Article

Third-Graders Teach Tolerance

This teacher was worried about explaining her crutches to her class, but the  third-graders taught her a lesson in acceptance. 

The day I met the third-grade class I would be working with for six weeks, I was nervous. I sank down into my chair, and tried not to make too much of a clatter as I set my crutches down beside me. I felt like the elephant in the room, not only because I was a newcomer in a classroom where the routines were already established but because I am visibly disabled.

What if they ask about my crutches?  What is an age-appropriate explanation?  Do I tell them it’s called cerebral palsy?  I rehearsed the explanation in my head over and over as I waited for the students to finish their assignment and gather on the rug. One by one, they presented me with homemade welcome cards and fired questions at me in a way only children and their wonderful lack of tact can pull off. I anxiously waited for the moment when somebody would look up and notice the elephant—but it never came. Finally, one student raised his hand and asked me what the hardest thing I ever had to do was. I recognized an opportunity to bring my disability out into the open.

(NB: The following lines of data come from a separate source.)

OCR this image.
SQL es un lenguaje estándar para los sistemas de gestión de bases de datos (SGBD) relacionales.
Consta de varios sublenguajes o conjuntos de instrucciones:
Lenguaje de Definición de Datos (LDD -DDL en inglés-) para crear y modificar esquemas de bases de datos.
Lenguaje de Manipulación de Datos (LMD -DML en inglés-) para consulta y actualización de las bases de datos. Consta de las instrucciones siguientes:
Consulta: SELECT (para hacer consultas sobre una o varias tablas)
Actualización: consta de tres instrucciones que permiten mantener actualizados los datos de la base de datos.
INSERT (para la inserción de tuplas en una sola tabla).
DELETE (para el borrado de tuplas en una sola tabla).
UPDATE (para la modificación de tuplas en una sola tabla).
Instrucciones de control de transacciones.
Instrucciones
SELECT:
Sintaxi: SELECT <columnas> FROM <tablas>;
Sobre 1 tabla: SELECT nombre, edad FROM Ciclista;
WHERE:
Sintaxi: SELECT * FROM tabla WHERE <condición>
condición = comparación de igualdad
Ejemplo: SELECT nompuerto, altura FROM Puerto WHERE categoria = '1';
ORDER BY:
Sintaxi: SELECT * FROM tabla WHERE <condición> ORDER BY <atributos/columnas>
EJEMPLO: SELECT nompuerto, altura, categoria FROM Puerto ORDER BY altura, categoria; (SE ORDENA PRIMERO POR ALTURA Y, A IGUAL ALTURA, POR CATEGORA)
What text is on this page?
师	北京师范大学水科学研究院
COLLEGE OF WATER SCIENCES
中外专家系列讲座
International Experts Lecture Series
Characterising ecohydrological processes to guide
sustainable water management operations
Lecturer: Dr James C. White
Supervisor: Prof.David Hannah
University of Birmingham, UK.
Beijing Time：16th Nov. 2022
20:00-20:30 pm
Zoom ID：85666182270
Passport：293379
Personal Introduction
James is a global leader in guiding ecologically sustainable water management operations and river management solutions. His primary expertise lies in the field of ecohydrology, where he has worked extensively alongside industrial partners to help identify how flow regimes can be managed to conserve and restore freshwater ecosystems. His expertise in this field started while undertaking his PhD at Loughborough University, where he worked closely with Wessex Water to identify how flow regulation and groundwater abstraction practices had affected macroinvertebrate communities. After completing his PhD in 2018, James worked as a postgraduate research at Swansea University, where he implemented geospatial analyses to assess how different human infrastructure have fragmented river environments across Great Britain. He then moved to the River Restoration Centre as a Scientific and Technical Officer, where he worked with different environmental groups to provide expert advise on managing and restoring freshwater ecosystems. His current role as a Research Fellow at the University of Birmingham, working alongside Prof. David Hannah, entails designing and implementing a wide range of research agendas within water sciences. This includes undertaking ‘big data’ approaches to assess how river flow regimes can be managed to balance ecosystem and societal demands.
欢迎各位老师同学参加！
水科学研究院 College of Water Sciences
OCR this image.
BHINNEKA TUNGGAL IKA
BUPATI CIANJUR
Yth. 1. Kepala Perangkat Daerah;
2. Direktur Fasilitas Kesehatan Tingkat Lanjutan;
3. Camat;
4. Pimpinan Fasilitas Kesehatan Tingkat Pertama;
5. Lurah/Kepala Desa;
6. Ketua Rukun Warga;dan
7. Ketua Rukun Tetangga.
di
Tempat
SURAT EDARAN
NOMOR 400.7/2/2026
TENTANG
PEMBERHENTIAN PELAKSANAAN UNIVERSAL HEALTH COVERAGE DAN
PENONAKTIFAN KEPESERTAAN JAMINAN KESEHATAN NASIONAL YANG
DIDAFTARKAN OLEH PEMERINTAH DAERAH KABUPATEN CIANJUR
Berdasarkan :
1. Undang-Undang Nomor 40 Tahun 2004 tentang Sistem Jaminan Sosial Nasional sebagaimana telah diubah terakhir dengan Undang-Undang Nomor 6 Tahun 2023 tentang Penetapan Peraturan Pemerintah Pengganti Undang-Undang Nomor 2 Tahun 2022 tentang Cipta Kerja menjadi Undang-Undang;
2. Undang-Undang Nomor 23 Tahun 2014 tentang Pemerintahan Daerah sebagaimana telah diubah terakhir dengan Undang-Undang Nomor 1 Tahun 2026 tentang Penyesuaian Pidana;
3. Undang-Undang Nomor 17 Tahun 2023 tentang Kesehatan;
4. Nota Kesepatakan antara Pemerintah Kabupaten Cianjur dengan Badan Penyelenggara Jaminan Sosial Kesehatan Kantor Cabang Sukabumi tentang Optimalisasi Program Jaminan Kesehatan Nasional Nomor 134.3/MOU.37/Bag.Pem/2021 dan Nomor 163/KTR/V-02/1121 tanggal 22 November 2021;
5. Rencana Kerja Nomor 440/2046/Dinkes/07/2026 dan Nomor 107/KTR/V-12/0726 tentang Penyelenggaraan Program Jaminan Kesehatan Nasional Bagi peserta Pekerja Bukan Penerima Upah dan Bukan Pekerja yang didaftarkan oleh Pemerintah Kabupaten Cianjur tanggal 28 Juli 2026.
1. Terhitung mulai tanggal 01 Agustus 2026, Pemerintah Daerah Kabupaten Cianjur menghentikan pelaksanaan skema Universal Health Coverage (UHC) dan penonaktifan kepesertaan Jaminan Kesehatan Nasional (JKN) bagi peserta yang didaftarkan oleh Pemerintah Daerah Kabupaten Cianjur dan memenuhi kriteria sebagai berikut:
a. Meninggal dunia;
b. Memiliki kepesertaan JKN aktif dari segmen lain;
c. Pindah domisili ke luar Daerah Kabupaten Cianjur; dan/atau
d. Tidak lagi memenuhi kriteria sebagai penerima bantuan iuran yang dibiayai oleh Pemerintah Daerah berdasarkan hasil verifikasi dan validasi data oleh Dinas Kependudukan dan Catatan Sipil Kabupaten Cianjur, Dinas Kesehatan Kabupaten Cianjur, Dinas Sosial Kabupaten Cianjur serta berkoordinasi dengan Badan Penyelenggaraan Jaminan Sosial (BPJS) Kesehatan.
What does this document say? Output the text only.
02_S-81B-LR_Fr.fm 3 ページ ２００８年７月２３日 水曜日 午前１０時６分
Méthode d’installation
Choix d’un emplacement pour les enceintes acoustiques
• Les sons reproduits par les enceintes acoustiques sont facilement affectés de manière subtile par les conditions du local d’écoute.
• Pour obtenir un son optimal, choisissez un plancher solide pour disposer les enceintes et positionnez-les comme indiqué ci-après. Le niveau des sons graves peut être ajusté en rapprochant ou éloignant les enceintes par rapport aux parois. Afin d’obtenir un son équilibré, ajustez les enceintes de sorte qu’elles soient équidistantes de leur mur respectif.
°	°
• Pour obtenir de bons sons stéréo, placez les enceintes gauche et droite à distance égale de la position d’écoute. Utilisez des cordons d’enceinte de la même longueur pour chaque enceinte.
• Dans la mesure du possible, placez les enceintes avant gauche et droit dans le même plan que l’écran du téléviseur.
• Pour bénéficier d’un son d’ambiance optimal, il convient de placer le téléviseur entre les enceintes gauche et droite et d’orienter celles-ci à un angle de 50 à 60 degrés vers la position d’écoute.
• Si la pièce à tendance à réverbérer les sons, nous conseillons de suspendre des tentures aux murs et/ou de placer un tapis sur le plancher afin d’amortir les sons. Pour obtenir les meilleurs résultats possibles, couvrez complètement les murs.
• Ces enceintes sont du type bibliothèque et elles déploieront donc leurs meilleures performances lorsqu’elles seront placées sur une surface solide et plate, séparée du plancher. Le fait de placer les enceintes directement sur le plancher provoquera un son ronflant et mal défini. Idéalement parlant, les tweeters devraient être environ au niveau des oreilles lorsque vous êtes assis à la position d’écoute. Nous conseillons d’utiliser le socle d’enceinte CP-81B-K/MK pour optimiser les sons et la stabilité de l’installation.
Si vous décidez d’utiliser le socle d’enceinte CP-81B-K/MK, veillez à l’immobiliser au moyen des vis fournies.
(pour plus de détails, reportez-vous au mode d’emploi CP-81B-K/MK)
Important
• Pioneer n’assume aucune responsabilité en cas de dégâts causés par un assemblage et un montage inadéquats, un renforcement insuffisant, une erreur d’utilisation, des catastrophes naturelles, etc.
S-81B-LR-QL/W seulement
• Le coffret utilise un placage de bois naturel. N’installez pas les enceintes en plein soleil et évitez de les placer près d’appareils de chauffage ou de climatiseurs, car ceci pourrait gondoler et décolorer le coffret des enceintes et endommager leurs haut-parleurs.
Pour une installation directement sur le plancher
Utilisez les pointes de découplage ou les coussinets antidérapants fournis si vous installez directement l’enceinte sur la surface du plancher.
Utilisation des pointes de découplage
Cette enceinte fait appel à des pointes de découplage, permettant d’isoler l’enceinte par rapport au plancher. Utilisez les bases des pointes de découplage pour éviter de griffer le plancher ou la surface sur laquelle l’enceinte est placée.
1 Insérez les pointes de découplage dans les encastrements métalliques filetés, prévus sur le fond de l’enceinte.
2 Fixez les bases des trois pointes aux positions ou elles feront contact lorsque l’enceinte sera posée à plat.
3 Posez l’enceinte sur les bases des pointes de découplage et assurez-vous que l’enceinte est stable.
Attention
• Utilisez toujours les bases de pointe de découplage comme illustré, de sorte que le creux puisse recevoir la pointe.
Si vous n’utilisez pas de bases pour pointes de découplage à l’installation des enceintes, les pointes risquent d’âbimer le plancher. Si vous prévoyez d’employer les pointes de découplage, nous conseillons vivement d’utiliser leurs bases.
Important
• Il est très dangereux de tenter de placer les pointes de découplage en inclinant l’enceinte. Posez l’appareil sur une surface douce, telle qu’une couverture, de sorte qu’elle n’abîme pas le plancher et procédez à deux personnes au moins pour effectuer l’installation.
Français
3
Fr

“Well,” I began, a bit unsure. “For me, it was going away to college. You’ve noticed my crutches, right?” Heads nodded all around. “I use those to help me walk because my brain doesn’t communicate with my muscles as well as yours do. Sometimes I fall on my face, and it’s no big deal. But it was hard for me going away to college because I didn’t have my mommy and daddy to help me do things anymore. I had to do it all on my own.” My students let this sink in for a moment, then another hand shot up.

“What does it feel like to be you and walk with your crutches?” I was taken aback. I had never expected such an insightful question from a third-grader. “I’ve always been this way, and I can’t imagine living in another body any more than you can, ” I told them truthfully. They seemed satisfied with that answer, and the discussion was finished. I began to realize that my disability was only an elephant in my eyes—not in theirs.

In the weeks that followed, it sank in more and more that the students didn’t care whether my legs worked or not. Moreover, they made allowances and adjustments for me almost automatically. When I had recess duty, girls would crowd around my usual spot on the bench and clamor for me to keep count as they jumped rope—something they knew I could do sitting down. During read aloud, my chair would be pushed into place before I could even get across the room. One afternoon, feeling rushed, I didn’t have time to pull my chair over by the door to say goodbye to the students as they left. Within minutes, I heard a tiny voice: “Miss Liebowitz, there’s something behind you.” I turned around and there were two girls, wearing grins that could light up the universe, holding my chair and waiting for me to sit down. Even on my very last day, a group of students were playing catch during “Fun Friday” time. “Miss Liebowitz, do you want to play?  You don’t even have to get up.” They made sure to specify that I could play sitting down. They brought their game to me and made it accessible for me without a second thought—something most of my professors have never done.

The quiet acceptance and respect that this ragtag group of eight and nine year olds demonstrated is simply amazing. To any professor, teacher or average person who is wondering how to show a disabled person that you accept them—take a page from these third-graders’ book. Their actions are something we should all seek to emulate.  You don’t need a doctoral degree to show respect—or to earn mine. To these 20 third-graders, I wasn’t any less of a teacher or a person because of my disability. I was simply “Miss Liebowitz”—crutches and all.

Liebowitz is a college student with several differing abilities majoring in special and elementary education in Pennsylvania.